STEINBERG: Don’t we have enough about JFK’s assassination already?

SHARE STEINBERG: Don’t we have enough about JFK’s assassination already?

The last batch of classified John F. Kennedy assassination material — thousands of pages — is expected to be released Thursday. | AP file photo

Many hieroglyphics have never been read. At least not since whatever tomb or ruin where they were discovered was unearthed. The papyrus or pot shard is collected, put into a drawer at an academic institution to await someone to come along and read it. Fifty or 100 years might go by.

Just as well. When scholarly eyes finally fall upon ancient writings, they find not a beautiful poem or key piece of history but a sales receipt, another inventory of wheat or a recipe for beer. Most of life is ordinary, even under the pharaohs.

That truth echoes to the current day. Ordinariness abounds though we refuse to accept it.

The last batch of classified Kennedy assassination material — thousands of pages — is expected to be released Thursday.

Oh goody, just what we need. More words about the Kennedy assassination. Because there just aren’t enough now. We’re curious about the new batch even though we have only the vaguest notion of what we already have.


In one of those coincidences that would look trite in fiction, I can, as I sit here writing, shift my right knee six inches and touch 21 volumes of “HEARINGS BEFORE THE PRESIDENT’S COMMISSION ON THE ASSASSINATION OF PRESIDENT KENNEDY.” Sturdy blue volumes, each with the Great Seal of the United States on the cover.

The 2-foot-high stack is under my desk because the Sun-Times is moving its office to the West Loop. Part of the process of squeezing our physical presence to fit a smaller space has been shedding books. The Kennedy report was fished out of a dumpster by a colleague, then abandoned at my office like 21 blue-swaddled babes since I’m the crypt keeper, apparently, for this kind of thing.

I glanced at the first page of the first volume, which begins as promisingly as any drama:


THE CHAIRMAN. Well, Mrs. Oswald, did you have a good trip here?

She never answers that question. Before she can reply, the commission is called to order and a period of legalistic throat-clearing is endured. Her 46 interviews with the FBI are mentioned. Incomprehensible detail is gone into. Not just the date she first arrived in this country but the hour. The young widow — she was 22, and yes, she is still alive — is asked the name of the ship she came over on and the name of the hotel. She is uncertain. The hotel was somewhere in the Times Square area, “not far from the New York Times.”
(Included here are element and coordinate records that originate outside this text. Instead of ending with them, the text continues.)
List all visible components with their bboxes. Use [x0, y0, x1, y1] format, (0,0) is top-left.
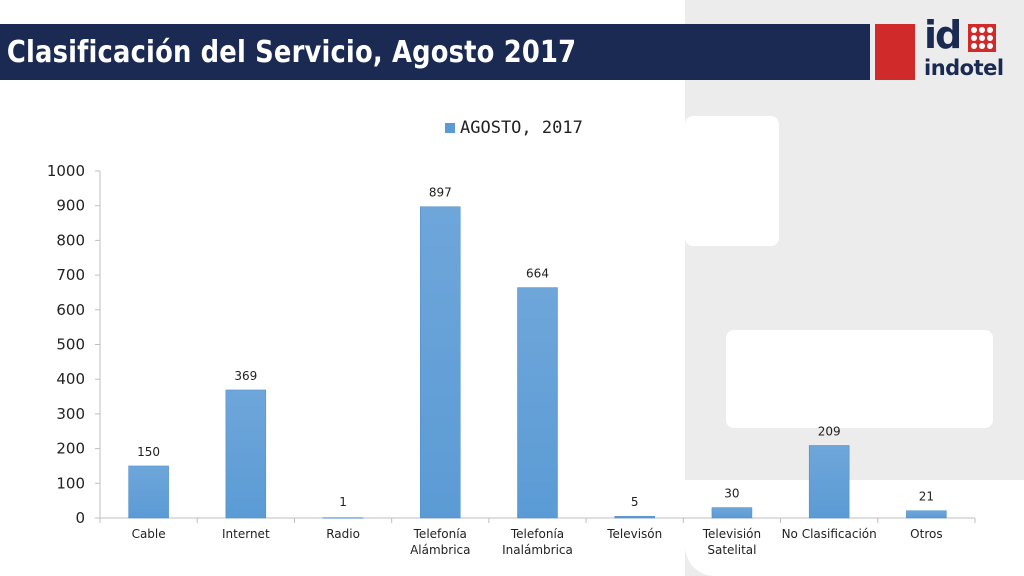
legend-label: AGOSTO, 2017: [460, 118, 583, 138]
data-label: 664: [526, 267, 549, 281]
y-tick-label: 1000: [47, 162, 85, 180]
bar: [614, 516, 655, 519]
y-tick-label: 500: [56, 336, 85, 354]
data-label: 897: [429, 186, 452, 200]
y-tick-label: 900: [56, 197, 85, 215]
x-tick-label: Cable: [132, 527, 166, 541]
logo-grid-icon: [968, 24, 996, 52]
y-tick-label: 400: [56, 370, 85, 388]
x-tick-label: Televisión: [702, 527, 761, 541]
bar: [322, 517, 364, 519]
accent-block: [875, 24, 915, 80]
bar: [128, 465, 169, 519]
background-card-bottom: [685, 480, 1024, 576]
chart-legend: AGOSTO, 2017: [445, 118, 583, 138]
y-tick-label: 200: [56, 440, 85, 458]
data-label: 30: [724, 487, 739, 501]
x-tick-label: No Clasificación: [782, 527, 877, 541]
bar: [225, 389, 267, 519]
data-label: 21: [919, 490, 934, 504]
legend-swatch: [445, 123, 455, 133]
y-tick-label: 700: [56, 266, 85, 284]
x-tick-label: Satelital: [707, 543, 756, 557]
indotel-logo: id indotel: [922, 16, 1004, 84]
bar: [808, 445, 850, 519]
x-tick-label: Radio: [326, 527, 360, 541]
bar: [906, 510, 947, 519]
bar: [420, 206, 461, 519]
background-card-lower: [726, 330, 993, 428]
background-card-upper: [685, 116, 779, 246]
x-tick-label: Telefonía: [510, 527, 564, 541]
data-label: 1: [339, 495, 347, 509]
y-tick-label: 300: [56, 405, 85, 423]
x-tick-label: Otros: [910, 527, 942, 541]
x-tick-label: Telefonía: [413, 527, 467, 541]
x-tick-label: Internet: [222, 527, 270, 541]
title-bar: Clasificación del Servicio, Agosto 2017: [0, 24, 870, 80]
y-tick-label: 100: [56, 474, 85, 492]
logo-name: indotel: [924, 56, 1004, 80]
bar: [711, 507, 753, 519]
data-label: 209: [818, 424, 841, 438]
data-label: 369: [234, 369, 257, 383]
data-label: 5: [631, 495, 639, 509]
y-tick-label: 0: [75, 509, 85, 527]
data-label: 150: [137, 445, 160, 459]
y-tick-label: 600: [56, 301, 85, 319]
page-title: Clasificación del Servicio, Agosto 2017: [6, 34, 577, 70]
x-tick-label: Inalámbrica: [502, 543, 573, 557]
logo-mark: id: [924, 13, 962, 57]
x-tick-label: Alámbrica: [410, 543, 470, 557]
bar: [517, 287, 558, 519]
y-tick-label: 800: [56, 231, 85, 249]
x-tick-label: Televisón: [606, 527, 662, 541]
Enter the media! So they were in on it from the start.

The new documents will fuel more wild speculation, as if such a thing were possible. The Kennedy assassination is the mother lode of conspiracy theories, a nation-wrenching event whose obvious explanation — Oswald did it — was so unsatisfying to those who couldn’t accept that one loser with a mail-order rifle could so jar the world.

Spoiler alert: He can. Although, reading the testimony, I had forgotten that his wife was a Russian; she speaks Russian to a translator. Maybe Russian meddling with U.S. internal affairs didn’t start with Donald Trump.

Her testimony makes interesting reading. Lee Harvey Oswald would get angry if dinner was five minutes late. “And I do mean five minutes — it is not that I am exaggerating,” Marina Oswald told the committee. “He would be very angry. Or if there were no butter on the table, because he hadn’t brought it from the icebox, he would with great indignation ask, ‘Why is there no butter?'”

This goes on for 263 closely packed, small-print pages, with 20 more volumes of photos — stills from the Zapruder film, the Nix film. Letters, telegrams, reports.

A mass of information. And from that information has been mined, well, whatever conclusion you like. Oswald was alone. Oswald was the patsy. It was the CIA, the Mafia, the Cubans, the Church, the Russians. Personally, I suspect Lyndon Johnson, just because he was that sort of guy. “If you do everything, everything you can,” Johnson liked to say. “You will succeed.”

I wish we could spend half of the time wasted parsing conspiracy theories instead wondering why we feel compelled do so.